To observe the ability of T24 cells to penetrate the ECM in the presence or absence of bufalin, Matrigel invasion assays were performed. The chambers consisted of 6.5-mm inserts with 8.0-μm pore membranes (Corning Costar Corporation, Corning, NY, USA). Each membrane was coated with 50 μl of Matrigel (Becton-Dickinson Biosciences) diluted in an ice-cold serum-free medium using a cooled pipette and incubated for 30 min at 37°C. After the plates were ready to use, pre-warmed RPMI complete medium was added to the inside of the top chamber and rehydrated for 1 h in a 37°C incubator. Subsequently, T24 cells were seeded in serum-free medium with or without bufalin in the upper chamber of the transwell, and medium containing 20% FBS was added to the bottom chambers. After overnight incubation, the membranes were fixed with methanol for 2 min, stained with hematoxylin for 4 min and washed with distilled water. The membranes were removed from the insert with a small scalpel blade, mounted on a microscope slide and coverslipped. Invasive cells were observed under a microscope at ×200 magnification and quantified (three fields for each membrane).

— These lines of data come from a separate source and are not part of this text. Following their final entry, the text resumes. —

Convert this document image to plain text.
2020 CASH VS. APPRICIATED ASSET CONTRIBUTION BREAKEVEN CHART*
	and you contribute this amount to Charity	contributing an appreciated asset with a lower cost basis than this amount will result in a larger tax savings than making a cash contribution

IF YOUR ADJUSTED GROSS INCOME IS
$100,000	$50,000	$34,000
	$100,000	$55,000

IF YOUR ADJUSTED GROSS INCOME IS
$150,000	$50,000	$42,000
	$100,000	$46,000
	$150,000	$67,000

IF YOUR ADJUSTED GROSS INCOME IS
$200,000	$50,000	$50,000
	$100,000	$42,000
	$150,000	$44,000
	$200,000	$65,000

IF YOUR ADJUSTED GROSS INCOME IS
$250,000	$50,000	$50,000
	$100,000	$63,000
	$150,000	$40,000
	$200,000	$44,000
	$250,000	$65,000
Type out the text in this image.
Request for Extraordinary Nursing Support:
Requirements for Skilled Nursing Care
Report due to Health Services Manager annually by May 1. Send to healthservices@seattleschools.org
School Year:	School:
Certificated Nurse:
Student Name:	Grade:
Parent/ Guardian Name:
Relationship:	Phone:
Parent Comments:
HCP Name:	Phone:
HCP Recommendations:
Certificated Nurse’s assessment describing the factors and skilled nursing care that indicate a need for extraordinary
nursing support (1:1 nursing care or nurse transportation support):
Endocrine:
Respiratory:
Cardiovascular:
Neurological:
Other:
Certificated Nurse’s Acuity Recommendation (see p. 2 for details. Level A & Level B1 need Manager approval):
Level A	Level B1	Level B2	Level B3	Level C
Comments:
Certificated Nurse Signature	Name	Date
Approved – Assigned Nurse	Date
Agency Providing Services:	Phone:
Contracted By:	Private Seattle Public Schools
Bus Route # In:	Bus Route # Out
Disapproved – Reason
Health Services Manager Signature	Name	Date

Measurement of transepithelial electrical (TER) resistance

TER was measured using an EVOM Epithelial Tissue Voltohmmeter (World Precision Instruments, Sarasota, FL, USA), equipped with a pair of STX-2 chopstick electrodes. Briefly, the T24 cells were seeded in the 8.0-μm pore size top chamber of the Transwell (Corning Costar) with serum-free medium and an assay medium containing 20% FBS was added to the bottom chamber. The cells were treated with bufalin at a concentration of 50 or 100 nM and incubated for 24 h. Two electrodes were placed at the top and bottom chambers and then resistance was estimated with the voltohmmeter.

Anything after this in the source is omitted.